The "informed consent" process is a critical element in research that involves participants, as well as in creative projects which include the reproduction of other's image, text or property. In both research and creative works, the artist, designer or student is expected to work in compliance with BC Privacy Act and with the core principals of research as outlined in the Tri-Council Policy Statement: "respect for persons, concern for their welfare, and concern for justice".
Tools for Informed Consent in Participant Research and Creative Projects
There are various tools for researchers to use to guide the process of obtaining free and informed consent of participants involved in their research studies. The following templates and checklist are provided by the Emily Carr University Research Ethics Board as guidelines. Be mindful that the nature of your research forms the basis upon which your informed consent process is built --from invitation through to data collection, through to publication of results. Therefore, you will need to adjust the content of your consent documentation accordingly.
[NOTE - The following templates are awaiting full approval for use by the ECU-REB. They meet the current standards of the univesity and should be followed. Be aware that you may be asked to modify them to comply with additional guidance from the ECU-REB. Full approval for these templates is expected before May 2012.]
TEMPLATE INVITATION / CONSENT FORM - Use these templates to build a form that introduces your research project and then documents the consent of the participants to be involved in the described project. If the participants are under the age of majority (younger than 19 years of age in the Province of BC), or if they are otherwise under guardianship, follow the instructions outlined in the Template Invitation / Consent & Assent Provision for Minors or Others Under Guardianship which is included here.
TEMPLATE RELEASE AGREEMENT - To document the release of permission by the participant for photographs, digital images, video, audio recordings, or other identifiable information about them or their property, use a form based on these templates. In research projects that make public any of the above listed materials this Release Agreement is used alongside the Consent Form. If the research project does not make public any identifiable information (i.e. if all of the publically available data is completely annonymous), this form is not necesary. A modification of these forms may also be used in non-research projects in which identifiable information is made public, such as documentary film or photography-based artoworks, for example. If the participants are under the age of majority (younger than 19 years of age in the Province of BC), or if they are otherwise under guardianship, follow the instructions outlined in the Template Release Provision for Minors or Others Under Guardianship which is included here.
TEMPLATE INFORMED CONSENT FOR ON-LINE SURVEYS - This template offers instruction on how to construct an on-line survey preamble. It can be used with on-line tools like surveys as well as other data collection tools.
For more specific information about managing privacy with digital technologies and electronic devices, this handbook from the BC Civil Liberties Association might be helpful - 2012-BCCLA-Report-Electronic-Devices-Handbook.pdf
INFORMED CONSENT CHECKLIST - If you are not using one of the templates (above), review Chapter 3, TCPS2 to ensure that your consent materials comply with the standards described.
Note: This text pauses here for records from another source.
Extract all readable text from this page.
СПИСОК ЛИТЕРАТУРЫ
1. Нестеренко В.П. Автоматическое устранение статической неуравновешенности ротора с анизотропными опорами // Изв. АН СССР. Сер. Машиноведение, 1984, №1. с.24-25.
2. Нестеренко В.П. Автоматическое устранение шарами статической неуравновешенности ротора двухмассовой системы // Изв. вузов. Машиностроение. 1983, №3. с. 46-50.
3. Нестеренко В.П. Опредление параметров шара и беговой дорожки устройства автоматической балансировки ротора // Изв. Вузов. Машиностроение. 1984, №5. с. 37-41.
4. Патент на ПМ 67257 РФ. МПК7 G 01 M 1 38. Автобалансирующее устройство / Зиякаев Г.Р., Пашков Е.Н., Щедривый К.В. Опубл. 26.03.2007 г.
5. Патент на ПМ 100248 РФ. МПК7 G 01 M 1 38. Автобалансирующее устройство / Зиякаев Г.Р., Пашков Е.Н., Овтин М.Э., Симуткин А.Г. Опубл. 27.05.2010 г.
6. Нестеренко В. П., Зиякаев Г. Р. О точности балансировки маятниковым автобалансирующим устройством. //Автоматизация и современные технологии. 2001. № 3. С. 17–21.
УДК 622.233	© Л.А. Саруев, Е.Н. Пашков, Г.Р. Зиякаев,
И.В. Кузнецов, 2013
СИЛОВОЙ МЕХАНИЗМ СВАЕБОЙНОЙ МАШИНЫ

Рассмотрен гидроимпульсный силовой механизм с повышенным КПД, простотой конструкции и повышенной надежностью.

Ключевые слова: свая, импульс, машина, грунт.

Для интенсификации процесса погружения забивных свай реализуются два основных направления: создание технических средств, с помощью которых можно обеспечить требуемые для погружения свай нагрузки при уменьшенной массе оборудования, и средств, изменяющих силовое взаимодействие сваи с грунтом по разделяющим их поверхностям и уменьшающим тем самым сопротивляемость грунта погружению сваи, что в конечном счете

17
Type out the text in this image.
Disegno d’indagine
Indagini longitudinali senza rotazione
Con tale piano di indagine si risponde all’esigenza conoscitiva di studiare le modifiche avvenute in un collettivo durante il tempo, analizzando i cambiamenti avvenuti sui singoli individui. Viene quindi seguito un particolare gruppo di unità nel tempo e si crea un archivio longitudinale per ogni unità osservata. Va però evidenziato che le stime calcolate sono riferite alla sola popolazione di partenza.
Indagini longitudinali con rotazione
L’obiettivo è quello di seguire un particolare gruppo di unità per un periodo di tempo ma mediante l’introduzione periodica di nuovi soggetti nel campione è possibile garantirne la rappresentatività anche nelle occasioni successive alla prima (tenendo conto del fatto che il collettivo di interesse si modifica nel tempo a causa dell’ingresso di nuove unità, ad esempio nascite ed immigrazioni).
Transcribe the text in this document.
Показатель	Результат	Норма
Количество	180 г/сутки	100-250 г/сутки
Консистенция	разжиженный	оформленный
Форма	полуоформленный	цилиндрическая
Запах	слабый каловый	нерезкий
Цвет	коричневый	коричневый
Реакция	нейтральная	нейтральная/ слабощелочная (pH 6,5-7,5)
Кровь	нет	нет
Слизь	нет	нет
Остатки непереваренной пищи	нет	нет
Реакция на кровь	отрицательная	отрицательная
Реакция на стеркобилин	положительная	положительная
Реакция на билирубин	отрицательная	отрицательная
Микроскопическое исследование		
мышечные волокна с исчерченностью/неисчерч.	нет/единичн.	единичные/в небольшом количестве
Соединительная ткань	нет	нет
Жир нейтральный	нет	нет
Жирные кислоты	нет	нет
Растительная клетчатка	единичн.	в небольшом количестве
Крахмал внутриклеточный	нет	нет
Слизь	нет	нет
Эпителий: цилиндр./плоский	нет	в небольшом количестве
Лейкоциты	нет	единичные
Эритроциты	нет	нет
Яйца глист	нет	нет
Informed Consent in Other Creative Practice Projects
Aside from participant research projects, informed consent may be required for projects like commercial illustrations, photography, documentary film, Internet design, and more. Research Ethics Board approval is not necessary for projects other than participant research projects, but the ECU-REB provides information and guidelines to develope a consent process in art and design work.
Remember that the type of project determines the formality of the consent agreement process. There is not a single solution that will work for every project. These are a few resources to assist artists, designers and students to make a consent process that is appropriate for their project:
- For artists and others, CARFAC Saskatchewan has guidelines for release agreements here: http://www.carfac.sk.ca/contracts/model-agreements-contracts . CARFAC Ontario has a publication outlining a set of release agrements and contracts for artists. It is available here: http://www.carfacontario.ca/page/special-offer-artists-contracts-carfac-members_46/
- For photographers and others, a package that includes information about approaching model and property release and consent process and a set of simple, clear forms (including obtaining consent from minors) is available for a small fee here: http://art-support.com/artistforms.htm
- The Model/Talent Release Form from Association of Registered Graphic Designers of Ontario is available here - http://www.rgdontario.com/lookItUp/publications/handbook/forms.asp
- The Emily Carr Library has a number of resources for developing contracts and consent forms in art and design projects:
- Artists Contracts, Paul Sanderson, CARFAC Ontario, 2006.
- Graphic Artists Guild Handbook: Pricing & Ethical Guidelines, Graphic Artists Guild, 2007.
- Business and Legal Forms for Graphic Designers, Tad Crawford and Eva Doman, 1995.